Référence à l'une de ses chansons célèbres, "On n'est pas là pour se
faire engueuler" est donc le titre de cette oeuvre très dense qui a
mobilisé des artistes impliqués et connus pour leur authenticité
créative. Regroupés en deux parties ("chansons probables" et "chansons
improbables"), ces morceaux étonnent autant qu'ils restent fidèles à
l'esprit un peu zinzin de Vian. C'est Katerine qui permet d'étayer ce
propos, à travers une session alcoolisée ("Je bois") composée en forme
de réflexion sur la vie. L'ambiance vire à la douleur quelques mesures
plus loin, sur une "Blouse du dentiste" bluesy agrémentée de la voix de
Maurane, terriblement caractérielle dans son rôle de malade inquiet.

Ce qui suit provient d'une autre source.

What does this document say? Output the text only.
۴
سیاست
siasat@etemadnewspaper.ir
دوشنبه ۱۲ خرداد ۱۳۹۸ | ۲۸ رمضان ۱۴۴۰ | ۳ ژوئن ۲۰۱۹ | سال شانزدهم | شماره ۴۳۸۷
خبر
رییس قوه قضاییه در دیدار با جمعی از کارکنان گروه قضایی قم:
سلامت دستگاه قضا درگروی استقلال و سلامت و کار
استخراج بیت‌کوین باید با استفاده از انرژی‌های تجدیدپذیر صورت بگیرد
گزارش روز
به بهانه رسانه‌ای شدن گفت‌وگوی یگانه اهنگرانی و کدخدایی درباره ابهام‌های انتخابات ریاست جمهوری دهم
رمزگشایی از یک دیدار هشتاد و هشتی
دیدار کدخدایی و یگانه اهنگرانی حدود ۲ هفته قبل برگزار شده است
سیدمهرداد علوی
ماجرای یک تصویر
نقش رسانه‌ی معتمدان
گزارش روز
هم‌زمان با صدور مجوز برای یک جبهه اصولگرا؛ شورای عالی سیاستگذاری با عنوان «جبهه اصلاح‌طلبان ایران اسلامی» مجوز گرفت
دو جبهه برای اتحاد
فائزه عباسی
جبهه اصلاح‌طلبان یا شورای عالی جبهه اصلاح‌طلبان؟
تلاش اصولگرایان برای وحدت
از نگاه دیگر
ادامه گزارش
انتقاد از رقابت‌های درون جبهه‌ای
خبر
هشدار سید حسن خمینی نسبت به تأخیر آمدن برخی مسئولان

Ouvert aux artistes évoluant aussi en dehors de la sphère musicale,
pourvu qu'ils soient authentiques, "On n'est pas là pour se faire
engueuler" met à l'honneur les voix graves d'une Agnès Jaoui intrigante
("L'année à l'envers") et d'une Jeanne Moreau poétique ("Que tu es
impatiente"), qui répondent à un Antoine de Caunes hystérique ("Cantate
des boîtes"). Au final, ce joyeux recueil de chansons, essais et autres
poésies rappellera aux anciens le personnage riche de Vian et donnera
l'occasion aux plus jeunes d'explorer l'univers d'un amoureux des mots,
qui disparut probablement un peu trop tôt.